Créateurs d’emplois, unissez-vous contre les démagogues!

vendredi, 02.06.2017

Fathi Derder

Le débat sur réforme de la fiscalité des entreprises déborde de démagogie. La gauche l’a encore rappelé hier. Dommage, nous parlons d’un projet sérieux: encourager la création d’emplois. Adapter la fiscalité aux créateurs d’emplois. Augmenter les impôts des entreprises multinationales, pour mieux traiter les PME régionales. Mais la gauche n’en veut pas. Elle préfère parler de «cadeaux aux patrons». Une formule écœurante de démagogie. Eviter une taxation confiscatoire à un créateur d’emplois n’est un cadeau à personne.

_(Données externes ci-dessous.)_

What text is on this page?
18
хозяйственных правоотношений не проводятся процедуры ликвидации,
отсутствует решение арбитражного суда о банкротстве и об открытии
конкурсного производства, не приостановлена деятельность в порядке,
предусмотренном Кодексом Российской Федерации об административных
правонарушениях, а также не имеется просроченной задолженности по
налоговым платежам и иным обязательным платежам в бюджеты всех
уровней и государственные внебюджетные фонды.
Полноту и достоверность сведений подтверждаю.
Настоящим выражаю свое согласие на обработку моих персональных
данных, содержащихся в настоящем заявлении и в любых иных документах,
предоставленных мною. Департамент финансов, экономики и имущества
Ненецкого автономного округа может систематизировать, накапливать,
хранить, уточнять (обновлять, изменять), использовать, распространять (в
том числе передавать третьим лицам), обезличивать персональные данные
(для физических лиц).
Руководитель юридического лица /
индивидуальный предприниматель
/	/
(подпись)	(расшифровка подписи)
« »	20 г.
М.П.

Certains instruments fiscaux de la première réforme étaient problématiques. Les intérêts notionnels pouvaient laisser croire qu’on faisait des «cadeaux» aux entreprises multinationales. Et que, dans le fond, elles échapperaient toujours à l’impôt. Ce n’est plus le cas. Il n’y a plus «d’astuces», comme les appelait la gauche. En espérant qu’elle ne commettra pas, une nouvelle fois, l’erreur de taper sur les investissements en recherche et développement. Car la gauche confirmerait ce que nous craignons: non seulement elle est opposée à l’emploi, mais aussi à l’innovation.

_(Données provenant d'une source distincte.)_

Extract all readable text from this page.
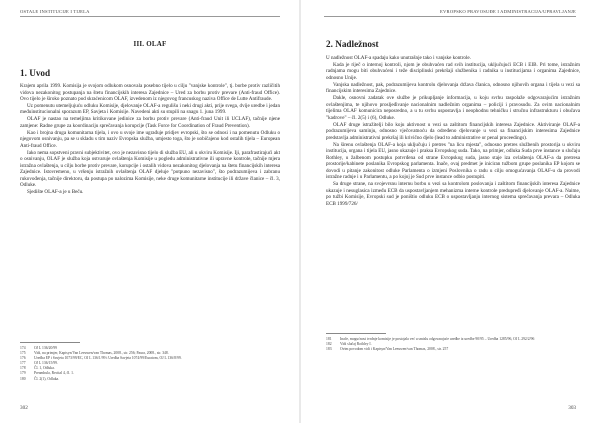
OSTALE INSTITUCIJE I TIJELA
III. OLAF
1. Uvod

Krajem aprila 1999. Komisija je svojom odlukom osnovala posebno tijelo u cilju "vanjske kontrole", tj. borbe protiv različitih vidova nezakonitog postupanja na štetu financijskih interesa Zajednice – Ured za borbu protiv prevare (Anti-fraud Office). Ovo tijelo je široko poznato pod skraćenicom OLAF, izvedenom iz njegovog francuskog naziva Office de Lutte Antifraude.

Uz pomenutu utemeljujuću odluku Komisije, djelovanje OLAF-a regulišu i neki drugi akti, prije svega, dvije uredbe i jedan međuinstitucionalni sporazum EP, Savjeta i Komisije. Navedeni akti su stupili na snagu 1. juna 1999.

OLAF je nastao na temeljima kritikovane jedinice za borbu protiv prevare (Anti-fraud Unit ili UCLAF), tačnije njene zamjene: Radne grupe za koordinaciju sprečavanja korupcije (Task Force for Coordination of Fraud Prevention).

Kao i brojna druga komunitarna tijela, i ovo u svoje ime ugrađuje pridjev evropski, što se odnosi i na pomenutu Odluku o njegovom osnivanju, pa se u skladu s tim naziv Evropska služba, umjesto toga, što je uobičajeno kod ostalih tijela – European Anti-fraud Office.

Iako nema sopstveni pravni subjektivitet, ovo je nezavisno tijelo di služba EU, ali u okviru Komisije. Iji, parafrastirajući akt o osnivanju, OLAF je služba koja ostvaruje ovlaštenja Komisije u pogledu administrativne ili upravne kontrole, tačnije mjera istražna ovlaštenja, u cilju borbe protiv prevare, korupcije i ostalih vidova nezakonitog djelovanja na štetu financijskih interesa Zajednice. Istovremeno, u vršenju istražnih ovlaštenja OLAF djeluje "potpuno nezavisno", što podrazumijeva i zabranu rukovođenja, tačnije direktoru, da postupa po nalozima Komisije, neke druge komunitarne institucije ili države članice – čl. 3, Odluke.

Sjedište OLAF-a je u Beču.

174	OJ L 136/20/99
175	Vidi, na primjer, Kaptsyn/Van Leeuwen/van Thomas, 2008., str. 256; Paura, 2008., str. 348.
176	Uredba EP i Savjeta 1073/99/EC, OJ L 136/1/99 i Uredba Savjeta 1074/99/Euratom, OJ L 136/8/99.
177	OJ L 136/15/99.
178	Čl. 1, Odluka.
179	Preambula, Recital 4, čl. 1.
180	Čl. 2(1), Odluka.
302
EVROPSKO PRAVOSUĐE I ADMINISTRACIJA/UPRAVLJANJE
2. Nadležnost

U nadležnost OLAF-a spadaju kako unutrašnje tako i vanjske kontrole.

Kada je riječ o internoj kontroli, njom je obuhvaćen rad svih institucija, uključujući ECB i EIB. Pri tome, istražnim radnjama mogu biti obuhvaćeni i teže disciplinski prekršaji službenika i radnika u institucijama i organima Zajednice, odnosno Unije.

Vanjska nadležnost, pak, podrazumijeva kontrolu djelovanja država članica, odnosno njihovih organa i tijela u vezi sa financijskim interesima Zajednice.

Dakle, osnovni zadatak ove službe je prikupljanje informacija, u koju svrhu raspolaže odgovarajućim istražnim ovlaštenjima, te njihovo prosljeđivanje nacionalnim nadležnim organima – policiji i pravosuđu. Za ovim nacionalnim tijelima OLAF komunicira neposredno, a u tu svrhu uspostavlja i neophodnu tehničku i stručnu infrastrukturu i obučava "kadrove" – čl. 2(5) i (6), Odluke.

OLAF druge istražitelji bilo koju aktivnost u vezi sa zaštitom financijskih interesa Zajednice. Aktiviranje OLAF-a podrazumijeva saminju, odnosno vječovatnoću da određeno djelovanje u vezi sa financijskim interesima Zajednice predstavlja administrativni prekršaj ili krivično djelo (lead to administrative or penal proceedings).

Na širenu ovlaštenja OLAF-a koja uključuju i pretres "na licu mjesta", odnosno pretres službenih prostorija u okviru institucija, organa i tijela EU, jasno ukazuje i praksa Evropskog suda. Tako, na primjer, odluka Suda prve instance u slučaju Rothley, u žalbenom postupku potvrđena od strane Evropskog suda, jasno staje iza ovlaštenja OLAF-a da pretresa prostorije/kabinete poslanika Evropskog parlamenta. Inače, ovaj predmet je iniciran tužbom grupe poslanika EP kojom se dovodi u pitanje zakonitost odluke Parlamenta o izmjeni Poslovnika o radu u cilju omogućavanja OLAF-u da provodi istražne radnje i u Parlamentu, a po kojoj je Sud prve instance odbio postupiti.

Sa druge strane, na svojevrsnu internu borbu u vezi sa kontrolom poslovanja i zaštitom financijskih interesa Zajednice ukazuje i nesuglasica između ECB da uspostavljanjem mehanizma interne kontrole predupređi djelovanje OLAF-a. Naime, po tužbi Komisije, Evropski sud je poništio odluku ECB o uspostavljanju internog sistema sprečavanja prevara – Odluka ECB 1999/726/

181	Inače, mogućnost tvrdnje komisije je postojala već u smislu odgovarajuće uredbe iz uredbe 90/95 – Uredba 1285/96, OJ L 292/2/96
182	Vidi slučaj Rothley I.
183	Ovim povodom vidi i Kaptsyn/Van Leeuwen/van Thomas, 2008., str. 257
303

La réforme fiscale présentée hier ne propose donc plus d’ «astuces». Mais notre gauche anti-emplois a trouvé moyen de lui taper dessus, encore. En cause : le niveau «beaucoup trop bas», pour citer le chef du groupe socialiste au Parlement Roger Nordmann, de l’imposition des dividendes. Cet impôt a pourtant été relevé à 70%. Une hausse qui frappe de plein fouet les patrons de PME, qui détiennent souvent plus de 10% du capital de leur entreprise, rappelle l’USAM. Et ne font souvent pas de bénéfices mirobolants, pourrait-on ajouter. Ils ont donc tout à perdre dans le projet de réforme. Mais la gauche veut qu’on les taxe plus.

La réforme augmente les impôts des multinationales, et pénalise les PME? La gauche en veut plus. Encore. Contre le bon sens, contre l’emploi. Juste pour gagner trois électeurs à coup de slogans démagogiques. Ses représentants politiques et syndicaux se sentent investis d’une mission, portés par leur victoire contre RIE III. Mais ils oublient un détail: ce ne fut pas leur victoire, mais celle des classes moyennes et des PME. Et c’est bien là que réside la menace principale du nouveau projet, encore. A 70%, le niveau d’imposition des dividendes est insupportable pour les PME. Il faut le ramener à 60%, voire moins.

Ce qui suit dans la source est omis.